Türkiye’deki Kürt enternasyonalist ve ümmetçileri, enternasyonalizmi ve ümmetçiliği genel olarak Türklerden öğrendiler. Türk okullarından, Türk camilerinden, Türk kitaplarından öğrendiler. Bu okullar, camiler, kitaplar ise Türklükten yana taraftırlar. Kürt meselesinde Türk ulus-devletinin çıkarı için çaba vermektedirler. Bu amaçla oluşturulmuşlardır. Örneğin okullarda Kürt hareketleri “zararlı cemiyetler, teröristler, bölücüler” olarak yer almaktadır. Aynı tutum camilerde verilen vaazlarda da kendisini göstermekte ve bunun yanında Türk-islam vurgusu ön plana çıkarılmaktadır. Kürt enternasyonalistleri enternasyonalizmi Kemalist devrimin yanında yer almış “solcu” kişi, parti ve kurumlardan öğrenmiştir. Kürt ümmetçisi de ümmetçiliği “İslam’a Türkler öncülük etmiş ve edeceklerdir” diyen Diyanet vb. kişi ve kurumlardan öğrenmişlerdir. Oysaki hem okul hem Diyanet vb. kurumlar tamamen Türk ulus-devlet yaratma projesi çerçevesinde oluşturulan yanlı kurumlardır. Türkiye’deki sol örgüt ve kurumları içerisindeki herhangi Kürt bir solcu veya İslamcı örgüt ve kurumları içerisindeki herhangi Kürt bir İslamcı, Kürt haklarından bahsettiğinde “enternasyonalist” ve “ümmetçi” olmamakla, “milliyetçi” olmakla suçlanmıştır. Bu suçlama karşısında Kürt solcusu “enternasyonalist” olmak, öyle kabul edilmek adına; Kürt İslamcısı da “ümmetçi” olmak ve kabul edilmek adına Kürt haklarından bahsetmemiş, bu haklarından feragat etmiştir. Daha da ötesi Kürt haklarından ne kadar uzaklaşmışsa o kadar “enternasyonalist” ve “ümmetçi” olmuş ve Türk enternasyonalist ve ümmetçilerce kabul görmüştür. O da olabildiğince uzaklaşmış ve gelinen noktada dünyada başkasının hakkı konusunda haklının yanında rahatça taraf olabilirken kendi hakları konusunda taraf olamayan, bundan kaçınan bir konuma düşmüştür.

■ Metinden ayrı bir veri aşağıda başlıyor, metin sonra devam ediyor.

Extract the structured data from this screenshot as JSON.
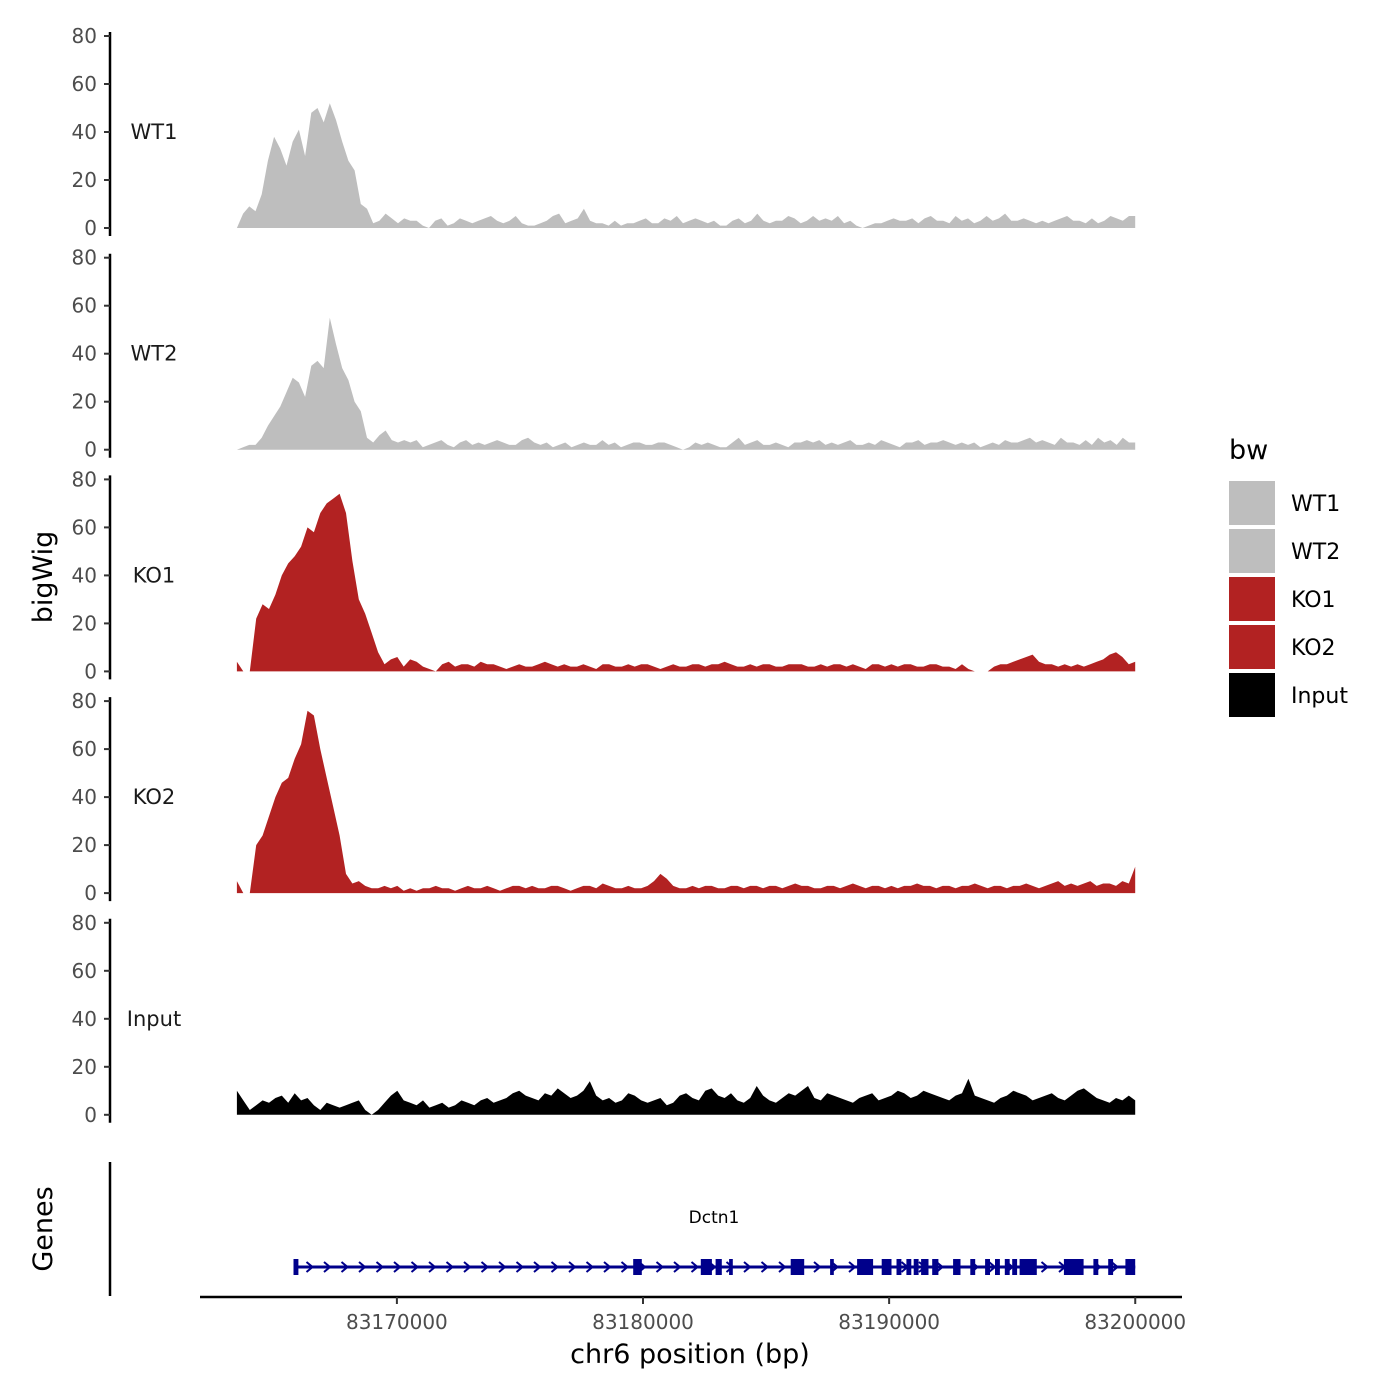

Bu durum Rojava Kürdistan’ına yaklaşımda da kendisini açığa vurmaktadır. Rojava Kürdistan’ında dışarıdan gelen kimi İslamcı gruplar yerleşik Kürtlere saldırmakta ve bu saldırılarda sivillere yönelik de insan kanını donduran vahşi yaklaşımlar sergilemektedirler. Haklı-haksızın çok net olduğu bir durum söz konusudur. Bu saldırılar karşısında Kürt enternasyonalist ve ümmetçisi söz konusu Kürtler olmasa saldırıya uğrayan o insanlardan yana düşünmeden taraf olacaklarken söz konusu kendi ha(l)kları olunca ikircikli davranmaktadırlar. Kürt enternasyonalistinin bilinç altinda “açıkça Kürtlerden yana taraf olursam acaba ‘milliyetçi’ görünür müyüm?” endişesi yatmaktadır. Ayrıca genellemeci bir bakışla Esed’i Suriye’deki konumunun dışına çıkarıp sadece emperyalistlere karşı olma yönüyle ele alıp Esed’den yana taraf olma fikri üzerinde de durmaktadır. Ama Kürtlerden yana taraf olma üzerinde düşünmemekte, düşünse bile bundan çekinmektedir. Yine Kürt ümmetçisi, saldıran gruplar “İslam” adını kullanıyorlar diye onlara yönelik ciddi bir tavır alamamakta, kimi kişi ve kurum ise daha da öteye giderek bu çetelerin yanında olduklarını belirtmektedirler.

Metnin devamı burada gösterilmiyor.